Quand l'État appelle les collectivités à accueillir dans leurs cantines les élèves du privé en situation de handicap
Dans une réponse à une question parlementaire, le ministère de l'Éducation nationale invite les collectivités à accueillir dans les cantines publiques les élèves du privé en situation de handicap. Et, partant, suggère d'assurer la prise en charge de leurs accompagnants.
Et si les collectivités locales ouvraient leurs cantines aux élèves des écoles privées en situation de handicap afin de pouvoir prendre en charge financièrement des AESH (accompagnants d'élèves en situation de handicap) intervenant sur le temps de la pause méridienne ? C'est en substance ce que propose le ministère de l'Éducation nationale en réponse à une question écrite de Philippe Paul, sénateur du Finistère.
Après que la presse s'est fait l'écho à la rentrée de 2022 du cas d'un élève de Loire-Atlantique fréquentant un collège privé sous contrat d'association obligé de manger dans la voiture de sa mère le midi, la question de la prise en charge des AESH sur le temps périscolaire pour les élèves du privé a suscité de nombreuses réactions d'élus. Parmi eux, Philippe Paul rappelle que s'il revient à la commune de prendre en charge la rémunération des AESH quand l'enfant est scolarisé dans un établissement public, le financement relève, dans le cas d'une scolarisation dans le privé, de l'organisme gestionnaire, et in fine des familles.
"Inégalité de traitement"
L'élu du Finistère demandait donc quelles mesures le gouvernement entendait proposer pour remédier à ce qui, selon lui, apparaît comme une "inégalité de traitement entre les familles n'ayant pas lieu d'être s'agissant d'un soutien à des élèves en situation de handicap".
Dans sa réponse, le ministère de l'Éducation nationale rappelle qu'"il n'appartient pas à l'État mais aux collectivités territoriales, lorsque celles-ci organisent un service de restauration scolaire […], de s'assurer que les enfants en situation de handicap y aient effectivement accès et par conséquent de prendre en charge un éventuel accompagnement humain". Il souligne également que le Conseil d'État, dans un arrêt très remarqué du 20 novembre 2020 (lire notre article du 26 novembre 2020), ne s'est pas prononcé sur le cas des établissements privés.
Volontarisme des collectivités
Or, selon le ministère, un raisonnement similaire doit s'appliquer au privé.

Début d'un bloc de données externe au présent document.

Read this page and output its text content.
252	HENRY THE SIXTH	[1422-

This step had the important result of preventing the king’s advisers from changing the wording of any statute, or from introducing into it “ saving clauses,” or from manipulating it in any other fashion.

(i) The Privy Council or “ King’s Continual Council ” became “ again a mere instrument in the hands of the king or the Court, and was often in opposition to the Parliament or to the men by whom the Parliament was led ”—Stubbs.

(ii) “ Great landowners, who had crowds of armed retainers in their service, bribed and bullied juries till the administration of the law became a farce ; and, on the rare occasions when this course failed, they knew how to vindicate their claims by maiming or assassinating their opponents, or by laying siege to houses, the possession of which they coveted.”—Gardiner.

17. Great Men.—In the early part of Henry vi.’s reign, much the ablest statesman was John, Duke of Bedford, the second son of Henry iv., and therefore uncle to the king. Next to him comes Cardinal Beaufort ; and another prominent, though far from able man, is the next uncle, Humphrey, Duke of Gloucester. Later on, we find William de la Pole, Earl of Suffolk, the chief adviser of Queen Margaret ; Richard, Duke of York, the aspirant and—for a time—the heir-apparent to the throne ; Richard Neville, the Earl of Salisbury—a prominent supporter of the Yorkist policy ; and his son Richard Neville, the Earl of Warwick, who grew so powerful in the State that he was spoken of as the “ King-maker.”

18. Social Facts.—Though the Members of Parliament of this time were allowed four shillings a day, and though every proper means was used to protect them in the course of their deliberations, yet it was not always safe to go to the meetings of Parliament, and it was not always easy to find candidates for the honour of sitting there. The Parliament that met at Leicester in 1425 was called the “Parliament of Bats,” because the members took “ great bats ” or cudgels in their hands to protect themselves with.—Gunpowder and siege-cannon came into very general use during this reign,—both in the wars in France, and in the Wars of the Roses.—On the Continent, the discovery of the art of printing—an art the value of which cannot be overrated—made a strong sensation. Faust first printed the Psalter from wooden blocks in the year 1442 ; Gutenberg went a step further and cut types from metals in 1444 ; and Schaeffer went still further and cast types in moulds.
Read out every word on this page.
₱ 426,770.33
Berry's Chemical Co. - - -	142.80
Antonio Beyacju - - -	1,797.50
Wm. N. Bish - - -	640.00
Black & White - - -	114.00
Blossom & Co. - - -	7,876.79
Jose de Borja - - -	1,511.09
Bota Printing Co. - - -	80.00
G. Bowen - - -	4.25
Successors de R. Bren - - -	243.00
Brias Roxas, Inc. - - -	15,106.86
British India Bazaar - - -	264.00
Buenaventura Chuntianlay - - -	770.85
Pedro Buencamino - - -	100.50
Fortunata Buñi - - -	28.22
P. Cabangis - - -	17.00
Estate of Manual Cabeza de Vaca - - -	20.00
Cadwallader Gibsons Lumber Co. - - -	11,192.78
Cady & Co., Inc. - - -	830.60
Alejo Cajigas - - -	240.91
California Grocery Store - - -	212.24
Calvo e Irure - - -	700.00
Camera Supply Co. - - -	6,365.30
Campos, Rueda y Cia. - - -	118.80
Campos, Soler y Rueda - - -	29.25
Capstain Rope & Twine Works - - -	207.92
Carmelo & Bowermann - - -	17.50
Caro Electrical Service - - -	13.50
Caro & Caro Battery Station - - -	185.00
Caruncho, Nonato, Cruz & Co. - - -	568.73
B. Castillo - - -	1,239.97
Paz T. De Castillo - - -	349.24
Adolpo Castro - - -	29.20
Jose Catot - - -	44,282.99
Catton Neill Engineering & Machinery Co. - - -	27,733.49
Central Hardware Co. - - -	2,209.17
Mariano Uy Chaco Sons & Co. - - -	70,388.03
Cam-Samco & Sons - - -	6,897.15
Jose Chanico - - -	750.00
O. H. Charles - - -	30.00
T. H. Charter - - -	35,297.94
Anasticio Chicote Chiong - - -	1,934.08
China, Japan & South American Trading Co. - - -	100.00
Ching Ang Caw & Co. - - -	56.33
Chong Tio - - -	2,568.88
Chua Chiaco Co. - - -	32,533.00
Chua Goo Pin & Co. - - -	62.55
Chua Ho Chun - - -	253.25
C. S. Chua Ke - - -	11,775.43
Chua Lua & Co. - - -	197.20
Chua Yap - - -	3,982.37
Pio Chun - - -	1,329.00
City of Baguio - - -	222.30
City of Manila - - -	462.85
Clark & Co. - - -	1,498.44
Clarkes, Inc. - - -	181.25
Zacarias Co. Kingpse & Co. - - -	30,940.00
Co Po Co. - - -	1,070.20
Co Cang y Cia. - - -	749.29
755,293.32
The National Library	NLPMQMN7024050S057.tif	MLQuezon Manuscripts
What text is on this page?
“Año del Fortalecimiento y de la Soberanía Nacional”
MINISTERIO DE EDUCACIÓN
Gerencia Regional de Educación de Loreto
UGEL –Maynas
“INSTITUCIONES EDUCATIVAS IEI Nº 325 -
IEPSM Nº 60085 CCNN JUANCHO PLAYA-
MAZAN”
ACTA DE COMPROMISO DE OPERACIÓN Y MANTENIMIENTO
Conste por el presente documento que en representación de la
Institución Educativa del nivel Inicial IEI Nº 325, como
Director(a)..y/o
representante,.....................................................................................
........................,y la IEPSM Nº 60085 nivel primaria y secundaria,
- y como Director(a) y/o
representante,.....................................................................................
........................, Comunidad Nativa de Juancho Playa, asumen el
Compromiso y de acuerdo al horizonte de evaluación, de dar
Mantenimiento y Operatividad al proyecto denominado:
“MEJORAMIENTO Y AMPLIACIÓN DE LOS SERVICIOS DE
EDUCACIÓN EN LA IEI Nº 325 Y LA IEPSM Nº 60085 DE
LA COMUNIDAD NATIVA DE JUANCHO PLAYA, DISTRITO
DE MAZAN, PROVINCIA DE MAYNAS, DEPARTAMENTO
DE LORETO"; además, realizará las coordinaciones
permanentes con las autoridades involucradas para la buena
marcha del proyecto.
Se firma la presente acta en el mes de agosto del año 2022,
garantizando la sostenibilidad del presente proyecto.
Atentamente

En l'occurrence, la prise en charge de l'accompagnement d'un élève en situation de handicap ne relève de la compétence de l'État que sur le temps scolaire. Et même s'il précise que des échanges se tiennent au niveau local entre les services, les collectivités et les établissements concernés afin de trouver des solutions, le ministère renvoie pour l'heure à la structure gestionnaire compétente la responsabilité de la prise en charge du salaire de l'AESH pour permettre l'accès de l'enfant au service de restauration scolaire.
Toutefois, ajoute le ministère, "les collectivités territoriales peuvent, de manière volontaire, décider d'ouvrir leur service de restauration scolaire aux élèves des écoles privées sous contrat". L'article L. 533-1 du code de l'éducation prévoit en effet que "les collectivités territoriales, les établissements publics de coopération intercommunale et les caisses des écoles peuvent faire bénéficier des mesures à caractère social tout enfant sans considération de l'établissement d'enseignement qu'il fréquente". "Dans une telle hypothèse, conclut le ministère, il appartient à la collectivité territoriale de veiller à ce que les élèves en situation de handicap puissent aussi bénéficier de ce service." Ou plutôt de "ces services"… car si l'accès à la cantine publique peut être ouvert à un élève en situation de handicap issu du privé, c'est surtout la prise en charge de son AESH sur le temps méridien par la collectivité que suggère – sans l'écrire noir sur blanc – la réponse du ministère de l'Éducation nationale.